"Indeed," I said, with a very nasty feeling inside me. "What about Jim? And why did you tear it up, my dear? One half of it, I should say, has gone into the fire."

"It was from--a woman!" she answered.

And presently she told me that the letter, which was unsigned, asserted that Jim had played with the affections of the writer, and warned Kitty to be on her guard against him, and not to be a party to the wrong he was doing an innocent girl.

"Pooh!" I said, with a contemptuous laugh. "That cock will not fight, my dear. It has been tried over and over again. You do not mean to say that that has made you cry? Why, if so, you are--you are just as big a fool as any girl I know."

In truth, I was surprised to find Kitty's faith in her lover, which had been proof against a charge made on the best of evidence, fail before an unsigned accusation--because, forsooth, it mentioned a woman. "What postmark did it bear?" I asked.

"Frome," she murmured.

That was certainly odd--very odd. Pretty devilments I knew those fellows at crammers' were up to sometimes. Could it be that we were mistaken in Master Jim, as I have once or twice known a lad's family to be mistaken in him? Was he all the time an out-and-out bad one? Or had he some enemy at Frome plotting against his happiness? This seemed most unlikely and absurd besides; since we had lit upon Isaac Gold by a chance, and on the portrait by a chance within a chance, and no enemy, however acute--not Machiavelli himself--could have foreseen the rencontre or arranged the circumstances which had led me to the photograph. Therefore, though the anonymous letter might be the work of an ill-wisher, I did not see how the other could be. However, I gathered up the few fragments of writing which had escaped the fire, and put them aside, to serve, if need be, for evidence.

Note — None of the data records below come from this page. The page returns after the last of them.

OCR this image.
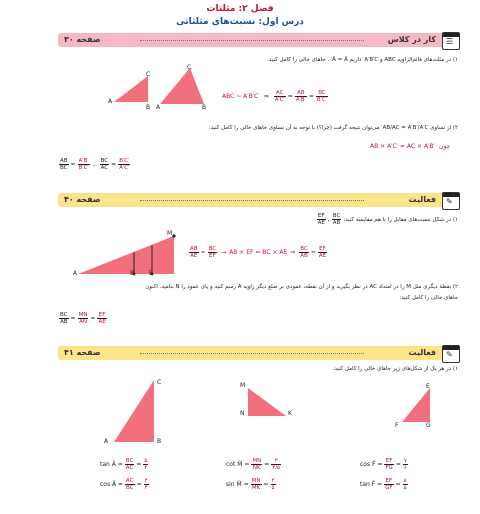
فصل ۲: مثلثات
درس اول: نسبت‌های مثلثاتی
کار در کلاس
صفحه ۳۰	☰
۱) در مثلث‌های قائم‌الزاویه ABC و A′B′C′ داریم Â = Â′ . جاهای خالی را کامل کنید.
C
A
B
C
A	B
ABC ~ A′B′C′ ⇒ $\frac{AC}{A'C'} = \frac{AB}{A'B'} = \frac{BC}{B'C'}$
۲) از تساوی AB/AC = A′B′/A′C′ می‌توان نتیجه گرفت (چرا؟) با توجه به آن تساوی جاهای خالی را کامل کنید:
AB × A′C′ = AC × A′B′ چون
$\frac{AB}{BC} = \frac{A'B'}{B'C'}$ , $\frac{BC}{AC} = \frac{B'C'}{A'C'}$
فعالیت
صفحه ۴۰	✎
۱) در شکل نسبت‌های مقابل را با هم مقایسه کنید:
$\frac{BC}{AB}$
,
$\frac{EF}{AE}$
A	B E
M
$\frac{AB}{AE} = \frac{BC}{EF}$ → AB × EF = BC × AE ⇒ $\frac{BC}{AB} = \frac{EF}{AE}$
۲) نقطهٔ دیگری مثل M را در امتداد AC در نظر بگیرید و از آن نقطه، عمودی بر ضلع دیگر زاویه A رسم کنید و پای عمود را N بنامید. اکنون
جاهای خالی را کامل کنید:
$\frac{BC}{AB} = \frac{MN}{AN} = \frac{EF}{AE}$
فعالیت
صفحه ۴۱	✎
۱) در هر یک از شکل‌های زیر جاهای خالی را کامل کنید.
A
C
B
M
N	K
E
F	G
tan Â = $\frac{BC}{AC} = \frac{۵}{۴}$
cos Â = $\frac{AC}{BC} = \frac{۴}{۳}$
cot M̂ = $\frac{MN}{NK} = \frac{۳}{۴/۵}$
sin M̂ = $\frac{MN}{MK} = \frac{۴}{۵}$
cos F̂ = $\frac{EF}{FG} = \frac{۷}{۶}$
tan F̂ = $\frac{EF}{GF} = \frac{۸}{۵}$
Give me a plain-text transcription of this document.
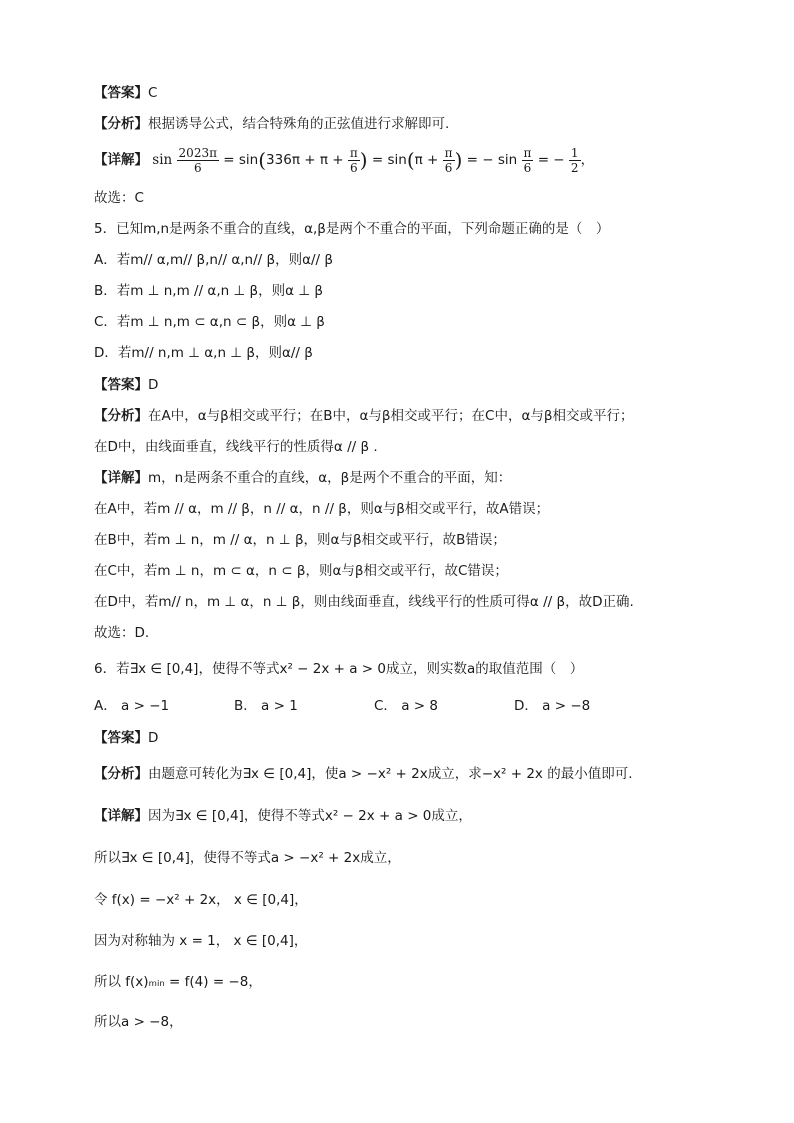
【答案】C
【分析】根据诱导公式，结合特殊角的正弦值进行求解即可.
【详解】 $\sin \frac{2023\pi}{6} = \sin(336\pi + \pi + \frac{\pi}{6}$ ) = $\sin(\pi + \frac{\pi}{6}$ ) = − $\sin \frac{\pi}{6}$ = − $\frac{1}{2}$ ，
故选：C
5．已知m,n是两条不重合的直线，α,β是两个不重合的平面，下列命题正确的是（　）
A．若m// α,m// β,n// α,n// β，则α// β
B．若m ⊥ n,m // α,n ⊥ β，则α ⊥ β
C．若m ⊥ n,m ⊂ α,n ⊂ β，则α ⊥ β
D．若m// n,m ⊥ α,n ⊥ β，则α// β
【答案】D
【分析】在A中，α与β相交或平行；在B中，α与β相交或平行；在C中，α与β相交或平行；
在D中，由线面垂直，线线平行的性质得α // β .
【详解】m，n是两条不重合的直线，α，β是两个不重合的平面，知：
在A中，若m // α，m // β，n // α，n // β，则α与β相交或平行，故A错误；
在B中，若m ⊥ n，m // α，n ⊥ β，则α与β相交或平行，故B错误；
在C中，若m ⊥ n，m ⊂ α，n ⊂ β，则α与β相交或平行，故C错误；
在D中，若m// n，m ⊥ α，n ⊥ β，则由线面垂直，线线平行的性质可得α // β，故D正确.
故选：D.
6．若∃x ∈ [0,4]，使得不等式x² − 2x + a > 0成立，则实数a的取值范围（　）
A． a > −1	B． a > 1	C． a > 8	D． a > −8
【答案】D
【分析】由题意可转化为∃x ∈ [0,4]，使a > −x² + 2x成立，求−x² + 2x 的最小值即可.
【详解】因为∃x ∈ [0,4]，使得不等式x² − 2x + a > 0成立，
所以∃x ∈ [0,4]，使得不等式a > −x² + 2x成立，
令 f(x) = −x² + 2x， x ∈ [0,4]，
因为对称轴为 x = 1， x ∈ [0,4]，
所以 f(x)ₘᵢₙ = f(4) = −8，
所以a > −8，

On one thing I was making up my mind, however--I must put an end to the matter between Jim and my girl unless he could clear himself of these suspicions--when what should I hear but his voice, and his father's, in the hall. There is something in the sound of a familiar voice which so recalls our knowledge of the speaker that I know nothing which pierces the cloud of doubt more thoroughly. At any rate, when the two came in, I jumped up and gave a hand to each. Behind Jim's back one might suspect him: confronted by his open eyes, and his brown, honest, boyish face--well, by the Lord! I could as soon suspect my old comrade, God bless him!

"Jim," I found myself saying, his hand in mine, and every one of my prudent resolutions gone to the wind, "Jim, my boy, I am a happy man. Take her and be good to her, and God bless you! No, Colonel, no," I continued in desperate haste, "I do not ask a question. Let the lad take her. If your son cannot be trusted no one can. There, I am glad that is settled."

I verily believe I was almost blubbering; and though I said only what I should have said if this confounded matter had never arisen, I let drop, it seems, enough to set the Colonel questioning, for in five minutes I had told him the whole story of the photograph.